SACRAMENTO –The Department of Water Resources (DWR) will work to improve flood protection and water reliability by gaining more knowledge of atmospheric rivers (ARs), a little-researched weather phenomenon that supplies 30 to 50 percent of California’s precipitation under SB 758 which was signed today by the governor.
SB 758 was authored by Senator Marty Block (D-39). Block said not enough is known about a critical source of California’s water supply, and that as the state endures a multiyear drought, California can’t afford ignorance. “Atmospheric rivers, such as ‘Pineapple Express’ storms have been responsible for breaking 40 percent of the state’s droughts since 1950,” Block stated. “Given California’s current drought, it is critical that the state have accurate science to predict precipitation patterns and make intelligent water management decisions.” Block added that scientists at Scripps Institution of Oceanography at University of California, San Diego were the driving force behind the legislation.

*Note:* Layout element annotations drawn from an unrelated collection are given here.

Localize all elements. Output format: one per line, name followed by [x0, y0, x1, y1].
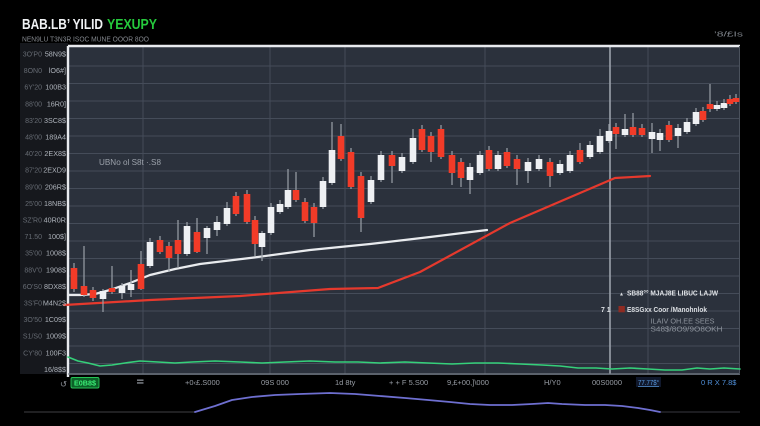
- svg-text:100F3: 100F3: [46, 348, 66, 357]
- svg-text:’8/£Is: ’8/£Is: [714, 32, 744, 39]
- svg-text:+ + F 5.S00: + + F 5.S00: [389, 378, 428, 387]
- svg-text:M4N2$: M4N2$: [43, 299, 66, 308]
- svg-text:YEXUPY: YEXUPY: [107, 16, 157, 33]
- svg-text:0 R X 7.8$: 0 R X 7.8$: [701, 378, 737, 387]
- svg-text:ILAIV OH.EE SEES: ILAIV OH.EE SEES: [651, 319, 715, 326]
- svg-text:3S'F0: 3S'F0: [24, 301, 42, 308]
- svg-text:35'00: 35'00: [25, 251, 42, 258]
- svg-text:SB88°° MJAJ8E LIBUC LAJW: SB88°° MJAJ8E LIBUC LAJW: [627, 290, 718, 298]
- svg-text:lO6#]: lO6#]: [49, 66, 66, 75]
- svg-text:88'00: 88'00: [25, 101, 42, 108]
- svg-text:16/8$$: 16/8$$: [44, 365, 66, 374]
- svg-text:↺: ↺: [60, 379, 67, 389]
- svg-text:S48$/8O9/9O8OKH: S48$/8O9/9O8OKH: [651, 327, 723, 334]
- svg-text:83'20: 83'20: [25, 118, 42, 125]
- svg-text:18NB$: 18NB$: [44, 199, 66, 208]
- svg-text:87'20: 87'20: [25, 168, 42, 175]
- svg-text:8ON0: 8ON0: [24, 68, 42, 75]
- svg-text:25'00: 25'00: [25, 201, 42, 208]
- svg-text:48'00: 48'00: [25, 135, 42, 142]
- svg-text:NEN9LU T3N3R ISOC MUNE OOOR 8O: NEN9LU T3N3R ISOC MUNE OOOR 8OO: [22, 35, 149, 44]
- svg-text:100B3: 100B3: [45, 83, 66, 92]
- svg-text:77.77$°: 77.77$°: [638, 379, 659, 387]
- svg-text:UBNo ol S8t ·.S8: UBNo ol S8t ·.S8: [99, 158, 162, 167]
- svg-text:2EX8$: 2EX8$: [44, 149, 66, 158]
- svg-text:SZ'R0: SZ'R0: [23, 218, 42, 225]
- svg-text:3O'50: 3O'50: [24, 317, 43, 324]
- svg-text:40'20: 40'20: [25, 151, 42, 158]
- svg-text:16R0]: 16R0]: [47, 99, 66, 108]
- svg-text:00S0000: 00S0000: [592, 378, 622, 387]
- svg-text:+0‹£.S000: +0‹£.S000: [185, 378, 220, 387]
- svg-text:1008$: 1008$: [46, 249, 66, 258]
- svg-text:1009$: 1009$: [46, 332, 66, 341]
- svg-text:2EXD9: 2EXD9: [43, 166, 66, 175]
- svg-text:1908$: 1908$: [46, 265, 66, 274]
- svg-text:6Y'20: 6Y'20: [24, 85, 42, 92]
- svg-text:189A4: 189A4: [45, 133, 66, 142]
- svg-text:206R$: 206R$: [45, 182, 66, 191]
- svg-text:7 1: 7 1: [601, 307, 611, 314]
- svg-text:8DX8$: 8DX8$: [44, 282, 66, 291]
- svg-text:89'00: 89'00: [25, 184, 42, 191]
- svg-text:E0B8$: E0B8$: [74, 379, 97, 388]
- svg-text:E8SGxx Coor /Manohnlok: E8SGxx Coor /Manohnlok: [627, 307, 707, 314]
- svg-text:BAB.LB’ YILID: BAB.LB’ YILID: [22, 16, 103, 33]
- svg-text:3SC8$: 3SC8$: [44, 116, 66, 125]
- svg-text:CY'80: CY'80: [23, 350, 42, 357]
- svg-text:H/Y0: H/Y0: [544, 378, 561, 387]
- svg-text:1C09$: 1C09$: [45, 315, 66, 324]
- svg-text:3O'P0: 3O'P0: [23, 52, 42, 59]
- svg-text:58N9$: 58N9$: [45, 50, 66, 59]
- svg-text:09S 000: 09S 000: [261, 378, 289, 387]
- svg-text:40R0R: 40R0R: [44, 216, 66, 225]
- svg-text:100$]: 100$]: [48, 232, 66, 241]
- svg-text:1d 8ty: 1d 8ty: [335, 378, 356, 387]
- svg-text:6O'S0: 6O'S0: [23, 284, 42, 291]
- svg-text:S1/S0: S1/S0: [23, 334, 42, 341]
- svg-text:88V'0: 88V'0: [24, 267, 42, 274]
- svg-text:9,£+00,]\000: 9,£+00,]\000: [447, 378, 489, 387]
- svg-text:▴: ▴: [620, 292, 623, 298]
- svg-text:71.50: 71.50: [24, 234, 42, 241]
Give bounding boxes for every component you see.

Atmospheric rivers are narrow precipitation regions in the atmosphere that are responsible for most of the movement of water vapor outside the tropics. A strong AR can move an amount of water vapor 10 to 20 times the average flow of water at the mouth of the Mississippi River.
SB 758 creates the Atmospheric Rivers: Research, Mitigation, and Climate Forecasting Program which would require the DWR to study the causes of atmospheric rivers and their impact on extreme weather conditions. It would also require DWR to operate reservoirs in a manner that improves flood protection and captures water produced by atmospheric rivers. This scientific forecasting can also be shared with the federal government to assist with better informed and coordinated water management.
Block’s legislation would build on a pilot project to test Forecast-Informed Reservoir Operations (FIRO) on Lake Mendocino, a vital reservoir on the Russian River. FIRO is a water management strategy that uses weather forecasts to determine when water should be released or retained depending on watershed conditions. The project is led by researchers at the Center for Western Weather and Water Extremes at the University of California San Diego and Sonoma County Water Agency.
“This bill is about good stewardship of a valuable resource. What we learn from this research could help California predict the occurrence of ARs and allow us to respond effectively in drought or flood,” Block said.
Block’s bill is supported by the San Diego County Water Authority, Bay Area Flood Protection Agencies Association, the Orange County Water District, the Santa Clara Valley Water District, and the Sonoma County Water Agency.